Elle est l’une des figures féminines les plus en vogue dans le domaine de la mode burkinabè. Elle évolue dans la mode depuis plus d’une vingtaine d’années. Ses créations dans la haute couture et son abnégation au travail font d’elle une source d’inspiration. Zoom sur la styliste Korotimi Dao, alias Koro DK.

Elle est la présidente du Réseau des industries de la mode du Burkina (RIM-BF) qui est le plus grand regroupement de professionnels du domaine dans le pays. Korotimi Dao fait parler d’elle grâce à sa marque de vêtements, Koro DK Style. Et pourtant, les cartes semblaient ne pas lui prédire une aussi brillante carrière. Native de Pompoï, dans la province des Balé, région de la Boucle du Mouhoun, la petite Korotimi est issue d’une famille nombreuse de 17 frères et sœurs. Son paternel a épousé quatre femmes. Sa mère, elle, a mis au monde des filles.

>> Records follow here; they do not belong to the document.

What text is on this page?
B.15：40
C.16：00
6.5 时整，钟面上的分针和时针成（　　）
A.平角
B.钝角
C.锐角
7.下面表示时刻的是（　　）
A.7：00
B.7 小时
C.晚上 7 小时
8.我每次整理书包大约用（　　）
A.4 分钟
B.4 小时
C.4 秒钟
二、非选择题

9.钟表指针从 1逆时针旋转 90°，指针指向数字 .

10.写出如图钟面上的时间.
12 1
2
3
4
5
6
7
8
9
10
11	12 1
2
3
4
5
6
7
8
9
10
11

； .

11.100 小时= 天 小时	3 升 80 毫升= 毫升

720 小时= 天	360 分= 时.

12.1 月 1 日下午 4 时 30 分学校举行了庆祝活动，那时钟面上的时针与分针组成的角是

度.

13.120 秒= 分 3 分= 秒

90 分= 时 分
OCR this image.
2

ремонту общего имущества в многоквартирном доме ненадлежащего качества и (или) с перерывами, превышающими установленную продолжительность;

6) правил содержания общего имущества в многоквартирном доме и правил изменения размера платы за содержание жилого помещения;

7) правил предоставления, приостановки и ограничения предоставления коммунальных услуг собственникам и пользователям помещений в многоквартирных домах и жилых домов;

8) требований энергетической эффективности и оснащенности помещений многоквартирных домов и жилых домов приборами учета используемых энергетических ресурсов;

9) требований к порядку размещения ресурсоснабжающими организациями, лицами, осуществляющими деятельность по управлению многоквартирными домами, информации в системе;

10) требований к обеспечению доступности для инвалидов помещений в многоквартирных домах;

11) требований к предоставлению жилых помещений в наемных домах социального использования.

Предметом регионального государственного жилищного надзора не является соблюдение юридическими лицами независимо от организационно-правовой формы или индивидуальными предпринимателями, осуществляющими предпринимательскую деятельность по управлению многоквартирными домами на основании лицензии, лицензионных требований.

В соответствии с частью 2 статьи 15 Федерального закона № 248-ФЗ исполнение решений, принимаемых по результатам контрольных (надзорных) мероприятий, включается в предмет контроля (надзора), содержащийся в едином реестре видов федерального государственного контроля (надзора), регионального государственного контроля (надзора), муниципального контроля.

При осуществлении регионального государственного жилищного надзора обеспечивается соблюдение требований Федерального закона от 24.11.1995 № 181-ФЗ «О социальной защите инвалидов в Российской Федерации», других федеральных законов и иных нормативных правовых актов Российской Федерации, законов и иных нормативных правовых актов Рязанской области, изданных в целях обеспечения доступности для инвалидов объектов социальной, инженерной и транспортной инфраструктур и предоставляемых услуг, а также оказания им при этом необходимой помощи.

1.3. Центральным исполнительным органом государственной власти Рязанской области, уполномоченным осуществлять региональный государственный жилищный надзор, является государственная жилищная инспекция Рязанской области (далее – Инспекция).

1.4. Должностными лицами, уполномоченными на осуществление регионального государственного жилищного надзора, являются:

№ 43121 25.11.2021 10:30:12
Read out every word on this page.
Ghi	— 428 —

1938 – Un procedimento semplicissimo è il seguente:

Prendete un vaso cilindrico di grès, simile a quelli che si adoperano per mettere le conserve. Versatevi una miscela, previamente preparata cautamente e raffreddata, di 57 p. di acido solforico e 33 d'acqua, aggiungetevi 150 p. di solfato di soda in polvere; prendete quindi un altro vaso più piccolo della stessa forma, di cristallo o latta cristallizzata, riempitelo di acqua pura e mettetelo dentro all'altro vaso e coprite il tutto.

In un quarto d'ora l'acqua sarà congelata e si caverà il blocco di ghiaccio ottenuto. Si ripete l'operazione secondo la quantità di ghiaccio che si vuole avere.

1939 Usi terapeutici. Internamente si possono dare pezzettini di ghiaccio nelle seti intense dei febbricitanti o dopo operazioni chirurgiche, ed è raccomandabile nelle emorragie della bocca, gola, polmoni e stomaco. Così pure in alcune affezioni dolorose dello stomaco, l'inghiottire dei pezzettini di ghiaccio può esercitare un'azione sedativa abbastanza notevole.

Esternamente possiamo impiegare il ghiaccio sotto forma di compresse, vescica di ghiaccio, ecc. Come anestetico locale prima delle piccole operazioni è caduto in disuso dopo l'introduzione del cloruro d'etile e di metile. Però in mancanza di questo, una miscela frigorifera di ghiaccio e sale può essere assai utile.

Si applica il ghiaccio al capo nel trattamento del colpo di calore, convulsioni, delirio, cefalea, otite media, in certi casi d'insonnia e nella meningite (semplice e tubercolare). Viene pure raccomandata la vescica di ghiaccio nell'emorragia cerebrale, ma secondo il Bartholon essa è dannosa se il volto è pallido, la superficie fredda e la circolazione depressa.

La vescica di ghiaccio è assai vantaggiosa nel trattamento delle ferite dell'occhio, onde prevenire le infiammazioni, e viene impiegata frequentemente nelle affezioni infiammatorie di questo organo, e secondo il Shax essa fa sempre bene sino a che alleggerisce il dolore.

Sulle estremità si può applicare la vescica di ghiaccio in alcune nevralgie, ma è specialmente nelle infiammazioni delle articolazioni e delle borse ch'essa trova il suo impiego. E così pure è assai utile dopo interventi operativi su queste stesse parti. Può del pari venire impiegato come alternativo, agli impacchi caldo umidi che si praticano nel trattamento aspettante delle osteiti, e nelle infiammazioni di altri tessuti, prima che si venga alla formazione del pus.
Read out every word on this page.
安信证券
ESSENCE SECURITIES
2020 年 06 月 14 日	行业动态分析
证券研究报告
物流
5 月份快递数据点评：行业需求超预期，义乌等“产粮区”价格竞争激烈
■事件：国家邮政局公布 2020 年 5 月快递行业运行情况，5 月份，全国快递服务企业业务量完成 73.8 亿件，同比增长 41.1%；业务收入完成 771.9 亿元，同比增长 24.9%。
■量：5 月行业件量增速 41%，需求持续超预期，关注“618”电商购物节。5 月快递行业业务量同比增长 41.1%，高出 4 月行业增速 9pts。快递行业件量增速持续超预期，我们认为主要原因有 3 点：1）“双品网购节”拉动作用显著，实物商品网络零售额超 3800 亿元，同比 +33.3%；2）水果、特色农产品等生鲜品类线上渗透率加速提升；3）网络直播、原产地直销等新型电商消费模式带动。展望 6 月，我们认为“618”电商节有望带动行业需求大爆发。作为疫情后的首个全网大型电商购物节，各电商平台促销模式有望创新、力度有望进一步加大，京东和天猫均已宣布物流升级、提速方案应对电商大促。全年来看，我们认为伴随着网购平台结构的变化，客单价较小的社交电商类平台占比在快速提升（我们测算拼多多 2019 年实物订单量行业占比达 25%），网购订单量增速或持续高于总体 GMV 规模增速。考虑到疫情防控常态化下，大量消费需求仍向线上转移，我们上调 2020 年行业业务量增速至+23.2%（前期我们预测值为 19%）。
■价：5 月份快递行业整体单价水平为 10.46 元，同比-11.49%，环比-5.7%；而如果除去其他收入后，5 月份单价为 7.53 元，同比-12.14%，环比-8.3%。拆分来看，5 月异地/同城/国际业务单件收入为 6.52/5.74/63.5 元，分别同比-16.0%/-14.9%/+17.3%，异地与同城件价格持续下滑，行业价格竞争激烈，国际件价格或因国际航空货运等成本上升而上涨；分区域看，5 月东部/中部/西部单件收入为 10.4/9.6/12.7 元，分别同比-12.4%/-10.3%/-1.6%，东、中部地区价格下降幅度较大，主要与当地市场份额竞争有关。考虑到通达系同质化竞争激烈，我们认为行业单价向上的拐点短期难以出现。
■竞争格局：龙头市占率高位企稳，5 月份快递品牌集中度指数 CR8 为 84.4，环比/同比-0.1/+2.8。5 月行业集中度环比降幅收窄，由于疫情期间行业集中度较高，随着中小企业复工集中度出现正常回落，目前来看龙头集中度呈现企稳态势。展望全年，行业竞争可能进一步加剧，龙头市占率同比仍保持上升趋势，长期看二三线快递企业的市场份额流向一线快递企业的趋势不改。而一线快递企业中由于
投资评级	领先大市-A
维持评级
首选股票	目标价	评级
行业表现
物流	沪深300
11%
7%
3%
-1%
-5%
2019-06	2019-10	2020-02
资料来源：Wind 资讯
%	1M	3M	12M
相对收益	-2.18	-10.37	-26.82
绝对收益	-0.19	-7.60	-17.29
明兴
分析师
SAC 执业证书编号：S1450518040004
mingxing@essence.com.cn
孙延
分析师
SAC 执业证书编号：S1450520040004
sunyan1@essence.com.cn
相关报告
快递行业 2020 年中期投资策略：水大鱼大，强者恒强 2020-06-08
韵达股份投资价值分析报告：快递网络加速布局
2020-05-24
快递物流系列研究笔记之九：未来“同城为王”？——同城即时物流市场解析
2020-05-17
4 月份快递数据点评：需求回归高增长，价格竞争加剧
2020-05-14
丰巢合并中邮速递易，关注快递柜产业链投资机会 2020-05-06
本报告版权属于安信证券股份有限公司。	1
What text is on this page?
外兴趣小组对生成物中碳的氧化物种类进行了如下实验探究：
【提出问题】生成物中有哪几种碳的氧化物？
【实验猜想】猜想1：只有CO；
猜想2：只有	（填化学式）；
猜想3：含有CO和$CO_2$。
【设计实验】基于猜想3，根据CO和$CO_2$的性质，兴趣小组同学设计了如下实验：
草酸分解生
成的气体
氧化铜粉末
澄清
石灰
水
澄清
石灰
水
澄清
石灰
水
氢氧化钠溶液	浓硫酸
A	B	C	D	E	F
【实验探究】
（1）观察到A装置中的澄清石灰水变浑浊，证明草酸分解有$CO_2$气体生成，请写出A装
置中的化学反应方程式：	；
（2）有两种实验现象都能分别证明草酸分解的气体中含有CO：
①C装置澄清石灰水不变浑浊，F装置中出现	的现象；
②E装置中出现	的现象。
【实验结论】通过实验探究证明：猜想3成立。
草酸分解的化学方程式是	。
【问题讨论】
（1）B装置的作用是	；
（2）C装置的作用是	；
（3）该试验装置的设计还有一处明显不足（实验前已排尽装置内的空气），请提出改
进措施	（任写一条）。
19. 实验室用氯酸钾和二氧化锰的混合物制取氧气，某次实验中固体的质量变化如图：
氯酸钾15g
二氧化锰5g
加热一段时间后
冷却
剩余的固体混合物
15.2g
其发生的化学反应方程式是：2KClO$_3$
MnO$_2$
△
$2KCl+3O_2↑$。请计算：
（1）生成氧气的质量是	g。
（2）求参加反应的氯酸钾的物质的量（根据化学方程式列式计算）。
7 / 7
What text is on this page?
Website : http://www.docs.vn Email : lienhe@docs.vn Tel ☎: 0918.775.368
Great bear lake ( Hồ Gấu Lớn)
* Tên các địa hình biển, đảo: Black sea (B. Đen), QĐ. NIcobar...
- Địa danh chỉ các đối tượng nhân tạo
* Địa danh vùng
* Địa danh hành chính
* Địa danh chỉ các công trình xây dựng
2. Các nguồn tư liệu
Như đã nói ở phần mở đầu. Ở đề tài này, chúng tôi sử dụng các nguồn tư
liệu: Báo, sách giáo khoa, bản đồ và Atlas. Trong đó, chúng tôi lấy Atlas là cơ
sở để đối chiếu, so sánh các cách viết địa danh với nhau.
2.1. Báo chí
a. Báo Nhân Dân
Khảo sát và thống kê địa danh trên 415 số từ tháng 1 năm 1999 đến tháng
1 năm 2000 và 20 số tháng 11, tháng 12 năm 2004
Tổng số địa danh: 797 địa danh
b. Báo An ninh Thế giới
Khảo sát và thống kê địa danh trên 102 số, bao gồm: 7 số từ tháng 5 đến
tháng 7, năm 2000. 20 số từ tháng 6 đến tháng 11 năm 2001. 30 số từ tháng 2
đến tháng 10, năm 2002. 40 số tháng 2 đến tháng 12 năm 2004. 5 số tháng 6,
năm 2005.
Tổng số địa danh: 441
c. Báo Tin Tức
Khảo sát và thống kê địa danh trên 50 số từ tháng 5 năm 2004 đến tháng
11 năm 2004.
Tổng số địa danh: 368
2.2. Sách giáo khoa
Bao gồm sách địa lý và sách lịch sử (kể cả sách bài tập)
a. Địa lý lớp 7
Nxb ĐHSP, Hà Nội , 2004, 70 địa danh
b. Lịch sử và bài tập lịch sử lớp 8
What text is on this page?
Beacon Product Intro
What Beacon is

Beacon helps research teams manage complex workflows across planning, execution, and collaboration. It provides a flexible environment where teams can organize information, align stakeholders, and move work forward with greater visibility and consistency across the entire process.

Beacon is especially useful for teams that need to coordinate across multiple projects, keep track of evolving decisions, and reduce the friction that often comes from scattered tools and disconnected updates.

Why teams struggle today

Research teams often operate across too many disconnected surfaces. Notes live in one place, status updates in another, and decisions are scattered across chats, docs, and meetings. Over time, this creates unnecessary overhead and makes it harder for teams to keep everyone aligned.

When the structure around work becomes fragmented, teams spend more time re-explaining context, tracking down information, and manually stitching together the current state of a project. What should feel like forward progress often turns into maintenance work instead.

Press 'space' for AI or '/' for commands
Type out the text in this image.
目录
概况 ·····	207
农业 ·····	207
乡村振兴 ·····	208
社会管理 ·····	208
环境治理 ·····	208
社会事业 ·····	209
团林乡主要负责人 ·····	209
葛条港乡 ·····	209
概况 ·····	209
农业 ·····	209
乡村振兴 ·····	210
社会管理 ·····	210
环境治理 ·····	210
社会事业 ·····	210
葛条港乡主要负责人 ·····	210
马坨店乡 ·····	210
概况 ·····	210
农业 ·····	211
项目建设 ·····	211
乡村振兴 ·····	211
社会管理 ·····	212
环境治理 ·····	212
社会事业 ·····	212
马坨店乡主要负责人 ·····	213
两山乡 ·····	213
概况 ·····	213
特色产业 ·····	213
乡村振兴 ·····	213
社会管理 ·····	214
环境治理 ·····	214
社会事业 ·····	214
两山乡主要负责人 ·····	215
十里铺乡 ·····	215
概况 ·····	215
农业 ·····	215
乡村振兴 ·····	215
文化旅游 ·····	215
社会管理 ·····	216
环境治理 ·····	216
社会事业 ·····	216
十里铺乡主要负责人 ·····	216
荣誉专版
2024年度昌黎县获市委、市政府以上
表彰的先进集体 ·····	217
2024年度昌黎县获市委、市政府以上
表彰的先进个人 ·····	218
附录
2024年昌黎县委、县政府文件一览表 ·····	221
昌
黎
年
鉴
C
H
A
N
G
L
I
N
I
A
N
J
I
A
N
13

Pour ses études supérieures, Korotimi décide d’opter pour la comptabilité. On est loin de sa vie actuelle, mais, petit retour en arrière. La mode, elle l’a dans le sang.

Dans le monde professionnel, « il n’y a pas d’échecs, mais des leçons », confie Koro DK

Son père a été couturier. Il était même très célèbre dans la province. Dans son enfance, elle prend des notes auprès de lui. Un jour, ce dernier offre à sa mère une machine à coudre. Ce cadeau fait à sa mère va révéler la fibre entrepreneuriale de la jeune Korotimi qui s’en accapare pour coudre des sous-vêtements pour les petites et les jeunes filles, et se rend régulièrement dans le marché du village pour les vendre. « Je poursuis l’œuvre de mon père. Je crois que jusqu’à présent, il veille sur moi », aime-t-elle à dire.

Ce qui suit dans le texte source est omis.